Difference between session.timeout.ms and max.poll.interval.ms for Kafka

The latest version of Kafka we have two session.timeout.ms and max.poll.interval.ms. Prior to Kafka 0.10.0 we only had session.timeout.ms. So, why Kafka has session.timeout.ms and max.poll.interval.ms?

Initially, Kafka checked the heartbeats of the consumer and calls to poll() using session.timeout.ms and it was tightly coupled.

Problem of tightly coupled

If the heartbeat and calls to the poll() are coupled then we will need to set session.timeout.ms for both the cases. Let say a message takes longer than 2 minutes to process then we will have to set session.timeout.ms to longer than 2 minutes. Now, if the consumer dies, it also takes longer than 2 minutes to detect the failed consumer.

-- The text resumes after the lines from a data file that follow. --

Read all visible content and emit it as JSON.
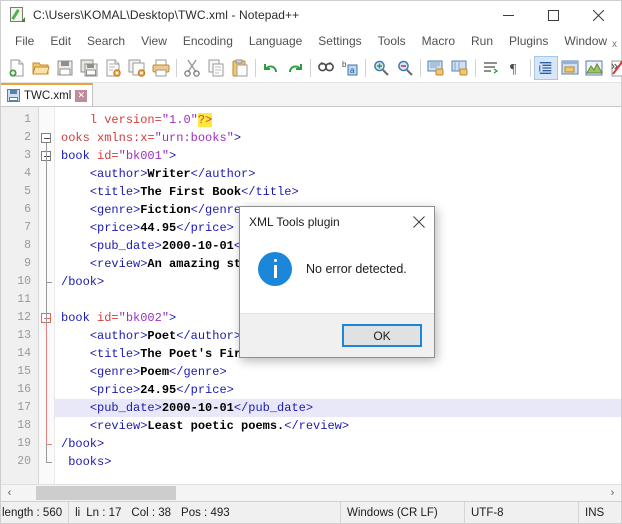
{
  "window": {
    "title": "C:\\Users\\KOMAL\\Desktop\\TWC.xml - Notepad++",
    "icon": "notepadpp-icon",
    "controls": {
      "minimize": "–",
      "maximize": "□",
      "close": "✕"
    }
  },
  "menubar": {
    "items": [
      {
        "label": "File"
      },
      {
        "label": "Edit"
      },
      {
        "label": "Search"
      },
      {
        "label": "View"
      },
      {
        "label": "Encoding"
      },
      {
        "label": "Language"
      },
      {
        "label": "Settings"
      },
      {
        "label": "Tools"
      },
      {
        "label": "Macro"
      },
      {
        "label": "Run"
      },
      {
        "label": "Plugins"
      },
      {
        "label": "Window"
      },
      {
        "label": "?"
      }
    ],
    "close_doc_x": "x"
  },
  "toolbar": {
    "overflow_chevron": "»",
    "buttons": [
      {
        "name": "new-file-icon",
        "title": "New"
      },
      {
        "name": "open-file-icon",
        "title": "Open"
      },
      {
        "name": "save-icon",
        "title": "Save"
      },
      {
        "name": "save-all-icon",
        "title": "Save All"
      },
      {
        "name": "close-file-icon",
        "title": "Close"
      },
      {
        "name": "close-all-icon",
        "title": "Close All"
      },
      {
        "name": "print-icon",
        "title": "Print"
      },
      {
        "name": "cut-icon",
        "title": "Cut"
      },
      {
        "name": "copy-icon",
        "title": "Copy"
      },
      {
        "name": "paste-icon",
        "title": "Paste"
      },
      {
        "name": "undo-icon",
        "title": "Undo"
      },
      {
        "name": "redo-icon",
        "title": "Redo"
      },
      {
        "name": "find-icon",
        "title": "Find"
      },
      {
        "name": "replace-icon",
        "title": "Replace"
      },
      {
        "name": "zoom-in-icon",
        "title": "Zoom In"
      },
      {
        "name": "zoom-out-icon",
        "title": "Zoom Out"
      },
      {
        "name": "sync-vertical-icon",
        "title": "Sync Vertical Scrolling"
      },
      {
        "name": "sync-horizontal-icon",
        "title": "Sync Horizontal Scrolling"
      },
      {
        "name": "word-wrap-icon",
        "title": "Word Wrap"
      },
      {
        "name": "show-all-chars-icon",
        "title": "Show All Characters"
      },
      {
        "name": "indent-guide-icon",
        "title": "Indent Guide",
        "active": true
      },
      {
        "name": "user-defined-dialog-icon",
        "title": "User Defined Dialogue"
      },
      {
        "name": "document-map-icon",
        "title": "Document Map"
      },
      {
        "name": "function-list-icon",
        "title": "Function List"
      }
    ]
  },
  "tabs": [
    {
      "label": "TWC.xml",
      "icon": "saved-file-icon",
      "close": "✕",
      "active": true
    }
  ],
  "editor": {
    "line_count": 20,
    "current_line": 17,
    "lines": [
      {
        "num": 1,
        "segments": [
          {
            "t": "    ",
            "c": "plain"
          },
          {
            "t": "l",
            "c": "attn"
          },
          {
            "t": " ",
            "c": "plain"
          },
          {
            "t": "version",
            "c": "attn"
          },
          {
            "t": "=",
            "c": "attn"
          },
          {
            "t": "\"1.0\"",
            "c": "attv"
          },
          {
            "t": "?>",
            "c": "hl"
          }
        ]
      },
      {
        "num": 2,
        "segments": [
          {
            "t": "ooks ",
            "c": "attn"
          },
          {
            "t": "xmlns:x",
            "c": "attn"
          },
          {
            "t": "=",
            "c": "attn"
          },
          {
            "t": "\"urn:books\"",
            "c": "attv"
          },
          {
            "t": ">",
            "c": "tg"
          }
        ]
      },
      {
        "num": 3,
        "segments": [
          {
            "t": "book ",
            "c": "tg"
          },
          {
            "t": "id",
            "c": "attn"
          },
          {
            "t": "=",
            "c": "attn"
          },
          {
            "t": "\"bk001\"",
            "c": "attv"
          },
          {
            "t": ">",
            "c": "tg"
          }
        ]
      },
      {
        "num": 4,
        "segments": [
          {
            "t": "    ",
            "c": "plain"
          },
          {
            "t": "<author>",
            "c": "tg"
          },
          {
            "t": "Writer",
            "c": "txt"
          },
          {
            "t": "</author>",
            "c": "tg"
          }
        ]
      },
      {
        "num": 5,
        "segments": [
          {
            "t": "    ",
            "c": "plain"
          },
          {
            "t": "<title>",
            "c": "tg"
          },
          {
            "t": "The First Book",
            "c": "txt"
          },
          {
            "t": "</title>",
            "c": "tg"
          }
        ]
      },
      {
        "num": 6,
        "segments": [
          {
            "t": "    ",
            "c": "plain"
          },
          {
            "t": "<genre>",
            "c": "tg"
          },
          {
            "t": "Fiction",
            "c": "txt"
          },
          {
            "t": "</genre>",
            "c": "tg"
          }
        ]
      },
      {
        "num": 7,
        "segments": [
          {
            "t": "    ",
            "c": "plain"
          },
          {
            "t": "<price>",
            "c": "tg"
          },
          {
            "t": "44.95",
            "c": "txt"
          },
          {
            "t": "</price>",
            "c": "tg"
          }
        ]
      },
      {
        "num": 8,
        "segments": [
          {
            "t": "    ",
            "c": "plain"
          },
          {
            "t": "<pub_date>",
            "c": "tg"
          },
          {
            "t": "2000-10-01",
            "c": "txt"
          },
          {
            "t": "</pub_date>",
            "c": "tg"
          }
        ]
      },
      {
        "num": 9,
        "segments": [
          {
            "t": "    ",
            "c": "plain"
          },
          {
            "t": "<review>",
            "c": "tg"
          },
          {
            "t": "An amazing story.",
            "c": "txt"
          },
          {
            "t": "</review>",
            "c": "tg"
          }
        ]
      },
      {
        "num": 10,
        "segments": [
          {
            "t": "/book>",
            "c": "tg"
          }
        ]
      },
      {
        "num": 11,
        "segments": []
      },
      {
        "num": 12,
        "segments": [
          {
            "t": "book ",
            "c": "tg"
          },
          {
            "t": "id",
            "c": "attn"
          },
          {
            "t": "=",
            "c": "attn"
          },
          {
            "t": "\"bk002\"",
            "c": "attv"
          },
          {
            "t": ">",
            "c": "tg"
          }
        ]
      },
      {
        "num": 13,
        "segments": [
          {
            "t": "    ",
            "c": "plain"
          },
          {
            "t": "<author>",
            "c": "tg"
          },
          {
            "t": "Poet",
            "c": "txt"
          },
          {
            "t": "</author>",
            "c": "tg"
          }
        ]
      },
      {
        "num": 14,
        "segments": [
          {
            "t": "    ",
            "c": "plain"
          },
          {
            "t": "<title>",
            "c": "tg"
          },
          {
            "t": "The Poet's First",
            "c": "txt"
          },
          {
            "t": "</title>",
            "c": "tg"
          }
        ]
      },
      {
        "num": 15,
        "segments": [
          {
            "t": "    ",
            "c": "plain"
          },
          {
            "t": "<genre>",
            "c": "tg"
          },
          {
            "t": "Poem",
            "c": "txt"
          },
          {
            "t": "</genre>",
            "c": "tg"
          }
        ]
      },
      {
        "num": 16,
        "segments": [
          {
            "t": "    ",
            "c": "plain"
          },
          {
            "t": "<price>",
            "c": "tg"
          },
          {
            "t": "24.95",
            "c": "txt"
          },
          {
            "t": "</price>",
            "c": "tg"
          }
        ]
      },
      {
        "num": 17,
        "segments": [
          {
            "t": "    ",
            "c": "plain"
          },
          {
            "t": "<pub_date>",
            "c": "tg"
          },
          {
            "t": "2000-10-01",
            "c": "txt"
          },
          {
            "t": "</pub_date>",
            "c": "tg"
          }
        ]
      },
      {
        "num": 18,
        "segments": [
          {
            "t": "    ",
            "c": "plain"
          },
          {
            "t": "<review>",
            "c": "tg"
          },
          {
            "t": "Least poetic poems.",
            "c": "txt"
          },
          {
            "t": "</review>",
            "c": "tg"
          }
        ]
      },
      {
        "num": 19,
        "segments": [
          {
            "t": "/book>",
            "c": "tg"
          }
        ]
      },
      {
        "num": 20,
        "segments": [
          {
            "t": " books>",
            "c": "tg"
          }
        ]
      }
    ],
    "folds": [
      {
        "line": 2,
        "type": "open",
        "color": "grey"
      },
      {
        "line": 3,
        "type": "open",
        "color": "grey"
      },
      {
        "line": 10,
        "type": "end",
        "color": "grey"
      },
      {
        "line": 12,
        "type": "open",
        "color": "red"
      },
      {
        "line": 19,
        "type": "end",
        "color": "red"
      },
      {
        "line": 20,
        "type": "end",
        "color": "grey"
      }
    ]
  },
  "hscroll": {
    "left_arrow": "‹",
    "right_arrow": "›"
  },
  "statusbar": {
    "length": "length : 560",
    "lines": "li",
    "ln": "Ln : 17",
    "col": "Col : 38",
    "pos": "Pos : 493",
    "eol": "Windows (CR LF)",
    "encoding": "UTF-8",
    "insert_mode": "INS"
  },
  "dialog": {
    "title": "XML Tools plugin",
    "close_label": "✕",
    "message": "No error detected.",
    "icon": "info-icon",
    "ok_label": "OK"
  },
  "colors": {
    "accent_blue": "#1c86d8",
    "tab_orange": "#e8a33d",
    "tag_blue": "#1a1ab0",
    "attr_red": "#d43c3c",
    "attr_value_purple": "#9b30c0",
    "highlight_yellow": "#ffe93f",
    "current_line": "#e8e8f8"
  }
}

Solution of the coupled problem

To solve the above issue Kafka decouples polling and heartbeat with two settings session.timeout.ms and max.poll.interval.ms. Now we have two threads running, the heartbeat thread and the processing thread. Kafka introduced a timeout for each. session.timeout.ms is for the heartbeat thread and max.poll.interval.ms is for the processing thread.

Now if set heartbeat thread session.timeout.ms to 10 seconds and processing thread max.poll.interval.ms 2 minutes. If the processing thread dies, it takes 2 minutes to detect this. However, if the whole consumer dies (and a dying processing thread crashes the whole consumer including the heartbeat thread), it takes only 10 seconds to detect it.